Any URL linked to from another page may be indexed!
SEO usually means improving things like keyword rankings, organic traffic & conversions.
However, in rare but “all-hands-on-deck” cases, knowledge of how search engines work helps in removing sensitive information from Google’s index quickly. Think accessible client information shared online but not meant to be seen by the general public.
Here’s a step-by-step process to find & remove this content:
- Use the search operator “site:domain.com” on Google to find most indexed pages.
- Pull backlinks from SEMrush or another tool according to patterns found. Any of these URLs could potentially enter the index, so ensure the following steps for them. Crawl your own site too, again with the patterns found in mind.
- Apply the pattern (ex: same subfolder),or list every URL individually found in the Removals tool within Google Search Console. (Do this in Bing’s Block URL tool as well.) For a limited set of URLs, the URL inspection tool in conjunction may speed up the removal.
- Remove content from the index permanently:
- Removing the page via 404/410 error is best, if you don’t need that content anymore.

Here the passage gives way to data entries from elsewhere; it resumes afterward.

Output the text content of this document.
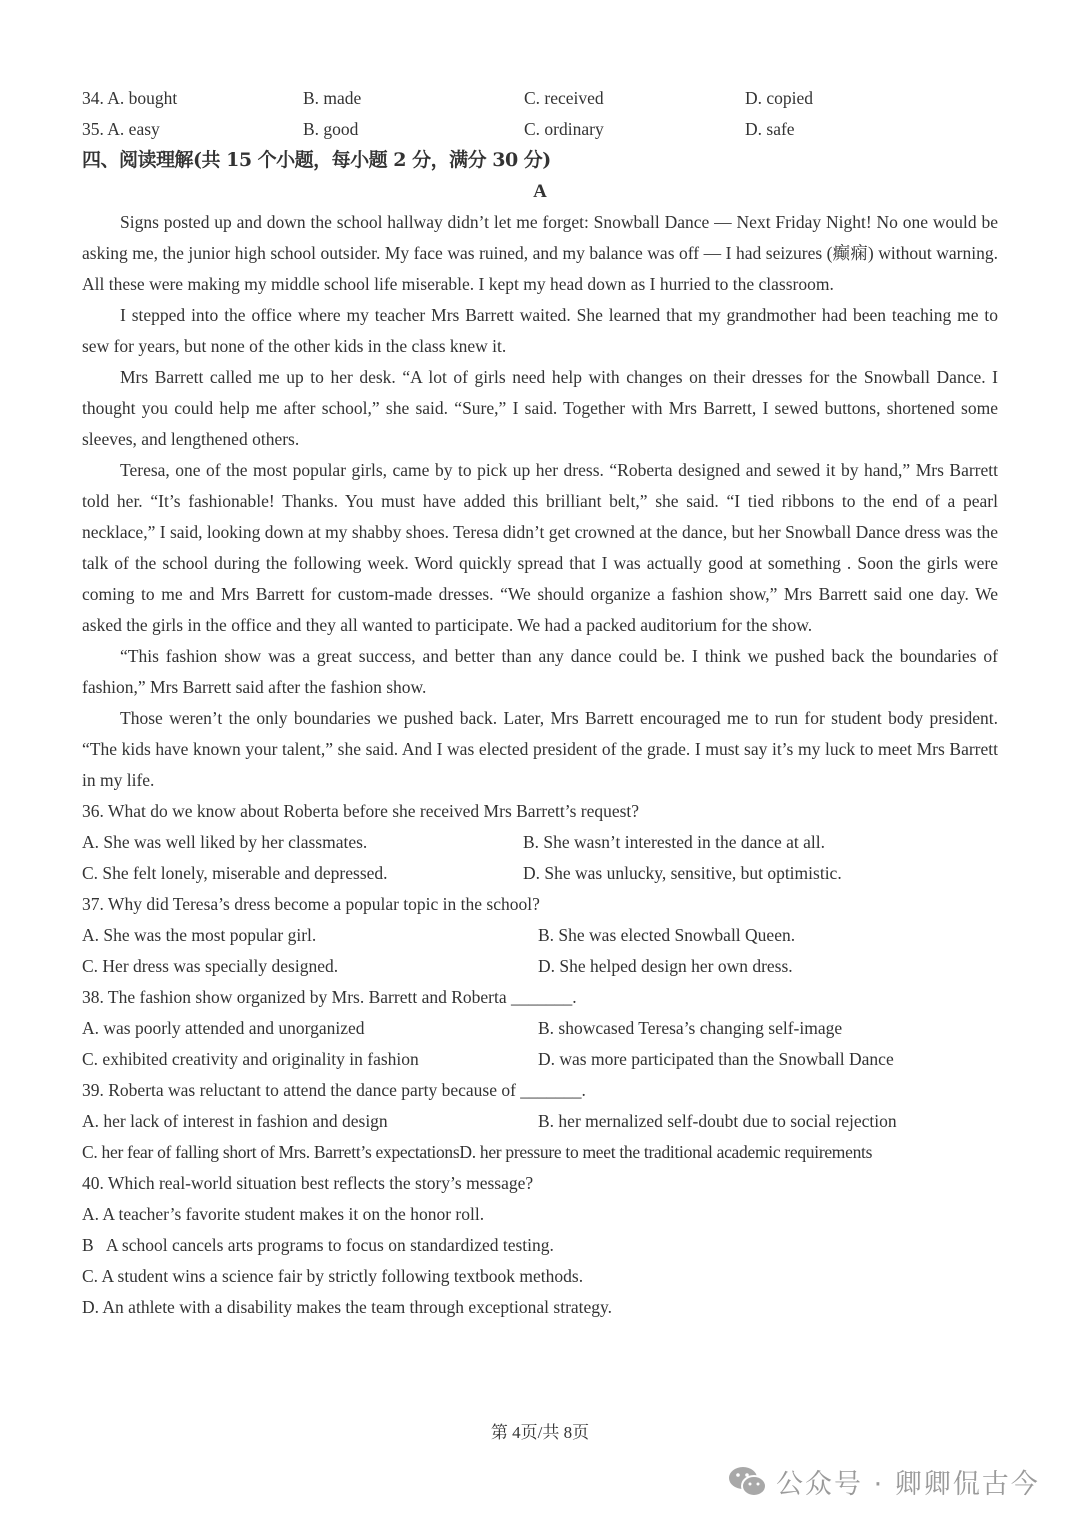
34. A. bought	B. made	C. received	D. copied
35. A. easy	B. good	C. ordinary	D. safe
四、阅读理解(共 15 个小题，每小题 2 分，满分 30 分)
A

Signs posted up and down the school hallway didn’t let me forget: Snowball Dance — Next Friday Night! No one would be asking me, the junior high school outsider. My face was ruined, and my balance was off — I had seizures (癫痫) without warning. All these were making my middle school life miserable. I kept my head down as I hurried to the classroom.

I stepped into the office where my teacher Mrs Barrett waited. She learned that my grandmother had been teaching me to sew for years, but none of the other kids in the class knew it.

Mrs Barrett called me up to her desk. “A lot of girls need help with changes on their dresses for the Snowball Dance. I thought you could help me after school,” she said. “Sure,” I said. Together with Mrs Barrett, I sewed buttons, shortened some sleeves, and lengthened others.

Teresa, one of the most popular girls, came by to pick up her dress. “Roberta designed and sewed it by hand,” Mrs Barrett told her. “It’s fashionable! Thanks. You must have added this brilliant belt,” she said. “I tied ribbons to the end of a pearl necklace,” I said, looking down at my shabby shoes. Teresa didn’t get crowned at the dance, but her Snowball Dance dress was the talk of the school during the following week. Word quickly spread that I was actually good at something . Soon the girls were coming to me and Mrs Barrett for custom-made dresses. “We should organize a fashion show,” Mrs Barrett said one day. We asked the girls in the office and they all wanted to participate. We had a packed auditorium for the show.

“This fashion show was a great success, and better than any dance could be. I think we pushed back the boundaries of fashion,” Mrs Barrett said after the fashion show.

Those weren’t the only boundaries we pushed back. Later, Mrs Barrett encouraged me to run for student body president. “The kids have known your talent,” she said. And I was elected president of the grade. I must say it’s my luck to meet Mrs Barrett in my life.

36. What do we know about Roberta before she received Mrs Barrett’s request?
A. She was well liked by her classmates.	B. She wasn’t interested in the dance at all.
C. She felt lonely, miserable and depressed.	D. She was unlucky, sensitive, but optimistic.
37. Why did Teresa’s dress become a popular topic in the school?
A. She was the most popular girl.	B. She was elected Snowball Queen.
C. Her dress was specially designed.	D. She helped design her own dress.
38. The fashion show organized by Mrs. Barrett and Roberta _______.
A. was poorly attended and unorganized	B. showcased Teresa’s changing self-image
C. exhibited creativity and originality in fashion	D. was more participated than the Snowball Dance
39. Roberta was reluctant to attend the dance party because of _______.
A. her lack of interest in fashion and design	B. her mernalized self-doubt due to social rejection
C. her fear of falling short of Mrs. Barrett’s expectations D. her pressure to meet the traditional academic requirements
40. Which real-world situation best reflects the story’s message?
A. A teacher’s favorite student makes it on the honor roll.
B   A school cancels arts programs to focus on standardized testing.
C. A student wins a science fair by strictly following textbook methods.
D. An athlete with a disability makes the team through exceptional strategy.
第 4页/共 8页
公众号 · 卿卿侃古今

- Use a noindex meta robots tag <meta name=”robots” content=”noindex” /> in the head section. For PDFs and other non-HTML-based content, use -Robots-Tag: noindex in the HTTP header. Do this if the content should remain for users otherwise. Don’t use robots.txt, which only works if there’s no problem in the first place!
- Consider gating (password-protecting) the content.
- If a legal issue exists, remove content from Google or use the Personal Information Removal Request Form.
While ideally taking 2-3 days, unfortunately it can take longer depending on the circumstances, perhaps 3-4 weeks.